Siamo quasi arrivati, inconsapevolmente, alla fine del pranzo. I camerieri stanno servendo il sorbetto e io non potrei essere più felice di così. Adoro il sorbetto al limone. E infatti, appena il cameriere poggia il bicchierino in corrispondenza del mio posto, mi ci fiondo su, finendolo in neanche due minuti. Soddisfatta del gusto ma non della quantità, poggio la schiena alla sedia, sospirando. Ma noto che Simone ha poggiato il suo, di sorbetto, ai margini del mio piatto. Lo sa che lo adoro. Il sorbetto, eh.

"Prendi anche il mio, non ho voglia di mangiarlo." Dice, sorridendo. Non è vero, fa finta di non volerlo soltanto per farlo mangiare a me. Così lo guardo, inclino la testa e increspo la bocca.

"Ok, non è che non ho voglia di mangiarlo.
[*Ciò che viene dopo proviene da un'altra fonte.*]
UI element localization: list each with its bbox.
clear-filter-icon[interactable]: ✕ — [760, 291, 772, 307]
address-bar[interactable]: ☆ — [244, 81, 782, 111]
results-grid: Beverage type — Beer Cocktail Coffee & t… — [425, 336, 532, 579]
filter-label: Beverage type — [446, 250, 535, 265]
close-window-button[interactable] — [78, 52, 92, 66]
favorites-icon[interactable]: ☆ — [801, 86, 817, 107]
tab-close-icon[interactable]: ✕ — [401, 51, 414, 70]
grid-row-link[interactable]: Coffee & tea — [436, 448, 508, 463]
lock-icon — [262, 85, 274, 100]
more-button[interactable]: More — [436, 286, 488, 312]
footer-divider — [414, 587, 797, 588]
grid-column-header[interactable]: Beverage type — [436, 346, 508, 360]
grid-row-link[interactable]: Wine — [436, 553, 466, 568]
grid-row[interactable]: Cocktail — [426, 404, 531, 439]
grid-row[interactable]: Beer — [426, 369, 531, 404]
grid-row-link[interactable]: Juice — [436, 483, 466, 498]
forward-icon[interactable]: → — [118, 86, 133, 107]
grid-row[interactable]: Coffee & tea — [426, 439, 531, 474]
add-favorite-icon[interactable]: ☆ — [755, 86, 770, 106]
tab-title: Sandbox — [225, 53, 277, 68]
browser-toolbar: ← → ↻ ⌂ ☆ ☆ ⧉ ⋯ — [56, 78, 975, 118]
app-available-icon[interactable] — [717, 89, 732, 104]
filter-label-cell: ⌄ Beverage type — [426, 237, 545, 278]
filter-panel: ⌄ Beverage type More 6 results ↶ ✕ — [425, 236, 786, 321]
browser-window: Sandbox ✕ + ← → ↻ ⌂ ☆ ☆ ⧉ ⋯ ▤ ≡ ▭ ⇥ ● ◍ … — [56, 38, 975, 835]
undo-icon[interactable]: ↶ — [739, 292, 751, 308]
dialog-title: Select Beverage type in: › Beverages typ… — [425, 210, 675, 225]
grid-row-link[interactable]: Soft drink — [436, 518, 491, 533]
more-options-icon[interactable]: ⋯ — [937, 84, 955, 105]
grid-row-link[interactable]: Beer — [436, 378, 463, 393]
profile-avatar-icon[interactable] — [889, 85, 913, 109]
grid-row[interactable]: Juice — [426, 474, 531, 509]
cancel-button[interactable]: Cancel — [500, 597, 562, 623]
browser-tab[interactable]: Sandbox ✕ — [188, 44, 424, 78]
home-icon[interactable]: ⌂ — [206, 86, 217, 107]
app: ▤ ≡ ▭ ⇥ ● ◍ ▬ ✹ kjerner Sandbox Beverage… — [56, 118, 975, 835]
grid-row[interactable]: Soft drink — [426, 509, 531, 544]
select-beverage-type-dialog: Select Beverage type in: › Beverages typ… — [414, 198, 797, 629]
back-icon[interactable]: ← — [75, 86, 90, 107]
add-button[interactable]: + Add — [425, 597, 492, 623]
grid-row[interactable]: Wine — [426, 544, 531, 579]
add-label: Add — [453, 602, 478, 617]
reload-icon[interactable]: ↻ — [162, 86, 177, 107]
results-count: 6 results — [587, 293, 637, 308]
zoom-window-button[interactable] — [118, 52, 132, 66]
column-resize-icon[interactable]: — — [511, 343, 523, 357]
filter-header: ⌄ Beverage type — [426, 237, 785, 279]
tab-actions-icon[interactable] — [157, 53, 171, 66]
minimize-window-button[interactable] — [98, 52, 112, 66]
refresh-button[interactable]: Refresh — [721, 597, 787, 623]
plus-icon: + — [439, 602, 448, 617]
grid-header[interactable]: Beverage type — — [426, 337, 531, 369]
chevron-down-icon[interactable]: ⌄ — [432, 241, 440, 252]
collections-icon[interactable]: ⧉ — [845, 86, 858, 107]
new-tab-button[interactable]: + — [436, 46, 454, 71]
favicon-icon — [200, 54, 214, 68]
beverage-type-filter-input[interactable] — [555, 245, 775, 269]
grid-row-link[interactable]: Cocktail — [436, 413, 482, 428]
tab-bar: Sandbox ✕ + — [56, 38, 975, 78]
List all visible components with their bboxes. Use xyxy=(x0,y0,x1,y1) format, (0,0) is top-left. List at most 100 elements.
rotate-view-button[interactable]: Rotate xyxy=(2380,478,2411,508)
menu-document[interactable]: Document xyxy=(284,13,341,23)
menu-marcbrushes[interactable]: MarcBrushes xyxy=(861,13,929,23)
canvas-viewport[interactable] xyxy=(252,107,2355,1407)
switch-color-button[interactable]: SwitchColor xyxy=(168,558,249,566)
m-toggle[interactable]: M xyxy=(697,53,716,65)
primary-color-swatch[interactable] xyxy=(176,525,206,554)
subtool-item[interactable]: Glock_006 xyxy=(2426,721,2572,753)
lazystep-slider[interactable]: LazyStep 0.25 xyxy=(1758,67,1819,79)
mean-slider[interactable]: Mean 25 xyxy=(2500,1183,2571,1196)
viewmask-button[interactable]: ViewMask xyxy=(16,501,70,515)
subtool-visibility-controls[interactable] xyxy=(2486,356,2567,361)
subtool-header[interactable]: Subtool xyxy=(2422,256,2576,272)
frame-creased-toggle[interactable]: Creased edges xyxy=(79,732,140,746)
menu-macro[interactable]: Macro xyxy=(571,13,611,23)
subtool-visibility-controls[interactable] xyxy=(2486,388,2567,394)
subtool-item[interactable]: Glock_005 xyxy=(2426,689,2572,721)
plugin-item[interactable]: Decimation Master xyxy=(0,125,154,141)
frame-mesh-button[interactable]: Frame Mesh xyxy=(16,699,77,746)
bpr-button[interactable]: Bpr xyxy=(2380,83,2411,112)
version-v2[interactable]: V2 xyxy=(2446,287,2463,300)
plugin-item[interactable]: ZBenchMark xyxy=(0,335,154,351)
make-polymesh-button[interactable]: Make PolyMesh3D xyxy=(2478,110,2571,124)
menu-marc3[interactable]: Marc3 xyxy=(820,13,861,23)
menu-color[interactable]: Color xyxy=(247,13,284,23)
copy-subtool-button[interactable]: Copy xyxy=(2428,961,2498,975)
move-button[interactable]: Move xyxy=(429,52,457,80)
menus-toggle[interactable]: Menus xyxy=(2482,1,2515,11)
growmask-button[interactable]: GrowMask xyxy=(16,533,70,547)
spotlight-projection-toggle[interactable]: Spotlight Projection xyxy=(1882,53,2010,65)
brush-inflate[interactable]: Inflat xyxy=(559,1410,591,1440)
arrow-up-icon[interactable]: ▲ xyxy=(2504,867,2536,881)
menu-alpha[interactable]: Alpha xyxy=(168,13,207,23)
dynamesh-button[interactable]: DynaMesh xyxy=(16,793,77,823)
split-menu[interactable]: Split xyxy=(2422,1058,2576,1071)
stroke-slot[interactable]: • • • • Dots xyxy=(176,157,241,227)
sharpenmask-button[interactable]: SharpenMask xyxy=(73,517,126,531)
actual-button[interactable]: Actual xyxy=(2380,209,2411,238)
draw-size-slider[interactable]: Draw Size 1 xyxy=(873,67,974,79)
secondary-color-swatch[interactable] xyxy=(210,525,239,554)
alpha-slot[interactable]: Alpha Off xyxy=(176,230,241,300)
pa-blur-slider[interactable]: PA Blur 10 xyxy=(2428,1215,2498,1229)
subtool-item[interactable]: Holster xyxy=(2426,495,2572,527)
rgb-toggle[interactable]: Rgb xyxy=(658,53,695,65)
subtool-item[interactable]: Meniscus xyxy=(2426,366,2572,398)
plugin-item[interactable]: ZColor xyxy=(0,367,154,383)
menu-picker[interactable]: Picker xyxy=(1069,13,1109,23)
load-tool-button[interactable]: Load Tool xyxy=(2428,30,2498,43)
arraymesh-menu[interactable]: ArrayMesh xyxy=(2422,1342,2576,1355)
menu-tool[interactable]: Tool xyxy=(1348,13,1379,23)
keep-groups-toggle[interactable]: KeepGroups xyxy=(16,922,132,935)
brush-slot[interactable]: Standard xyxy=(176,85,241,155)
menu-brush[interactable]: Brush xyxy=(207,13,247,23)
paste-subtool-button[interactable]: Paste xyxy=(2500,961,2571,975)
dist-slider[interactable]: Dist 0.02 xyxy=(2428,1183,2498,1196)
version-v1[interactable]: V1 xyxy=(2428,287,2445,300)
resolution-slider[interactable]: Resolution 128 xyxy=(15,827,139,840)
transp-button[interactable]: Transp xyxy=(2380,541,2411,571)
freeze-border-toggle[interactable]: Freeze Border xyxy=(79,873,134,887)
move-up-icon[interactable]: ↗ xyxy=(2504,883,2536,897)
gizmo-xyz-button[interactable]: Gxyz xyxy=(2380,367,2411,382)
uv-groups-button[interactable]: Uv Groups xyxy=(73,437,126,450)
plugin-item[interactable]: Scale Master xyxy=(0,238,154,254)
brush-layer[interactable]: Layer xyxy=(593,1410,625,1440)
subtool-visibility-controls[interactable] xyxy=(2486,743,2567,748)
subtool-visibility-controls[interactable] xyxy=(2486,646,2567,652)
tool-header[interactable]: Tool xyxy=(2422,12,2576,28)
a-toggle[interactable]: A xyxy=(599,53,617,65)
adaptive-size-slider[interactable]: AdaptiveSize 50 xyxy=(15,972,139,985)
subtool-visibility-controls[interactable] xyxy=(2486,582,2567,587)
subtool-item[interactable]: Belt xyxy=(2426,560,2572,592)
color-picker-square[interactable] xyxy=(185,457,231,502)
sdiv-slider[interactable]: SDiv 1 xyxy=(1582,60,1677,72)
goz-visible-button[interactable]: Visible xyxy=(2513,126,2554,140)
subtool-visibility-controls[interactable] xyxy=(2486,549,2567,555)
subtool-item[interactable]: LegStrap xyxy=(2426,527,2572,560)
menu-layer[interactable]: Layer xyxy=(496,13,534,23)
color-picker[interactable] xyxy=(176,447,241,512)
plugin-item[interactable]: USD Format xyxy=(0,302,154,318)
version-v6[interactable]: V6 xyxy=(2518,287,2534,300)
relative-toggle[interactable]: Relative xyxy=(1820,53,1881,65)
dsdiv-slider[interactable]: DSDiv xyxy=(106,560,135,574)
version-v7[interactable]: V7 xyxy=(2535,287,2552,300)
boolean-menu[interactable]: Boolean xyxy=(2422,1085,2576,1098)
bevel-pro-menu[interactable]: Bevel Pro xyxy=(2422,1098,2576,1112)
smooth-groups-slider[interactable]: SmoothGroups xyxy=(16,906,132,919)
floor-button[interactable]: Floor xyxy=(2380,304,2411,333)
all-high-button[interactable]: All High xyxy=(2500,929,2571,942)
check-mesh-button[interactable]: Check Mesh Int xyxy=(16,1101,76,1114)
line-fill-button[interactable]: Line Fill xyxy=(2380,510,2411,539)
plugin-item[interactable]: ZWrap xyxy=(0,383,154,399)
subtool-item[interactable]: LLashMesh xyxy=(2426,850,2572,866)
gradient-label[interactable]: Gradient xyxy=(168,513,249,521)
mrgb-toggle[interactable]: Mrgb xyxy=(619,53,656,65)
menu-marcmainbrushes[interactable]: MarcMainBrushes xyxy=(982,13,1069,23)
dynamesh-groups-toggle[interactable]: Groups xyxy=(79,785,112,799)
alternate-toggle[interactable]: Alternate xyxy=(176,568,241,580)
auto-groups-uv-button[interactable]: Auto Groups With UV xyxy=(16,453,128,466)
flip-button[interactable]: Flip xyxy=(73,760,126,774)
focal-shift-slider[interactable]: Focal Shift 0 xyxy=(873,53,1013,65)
Ma so quanto ti piace e preferisco che sia tua mangiarlo."

"Ora va meglio. E va bene, mi sacrificherò per la patria. Ma sappi che non lo faccio con piacere." E gli faccio un occhiolino che lui sembra apprezzare.
Mentre sono intenta a finire la mia seconda porzione di sorbetto al limone, sento una mano sulla spalla.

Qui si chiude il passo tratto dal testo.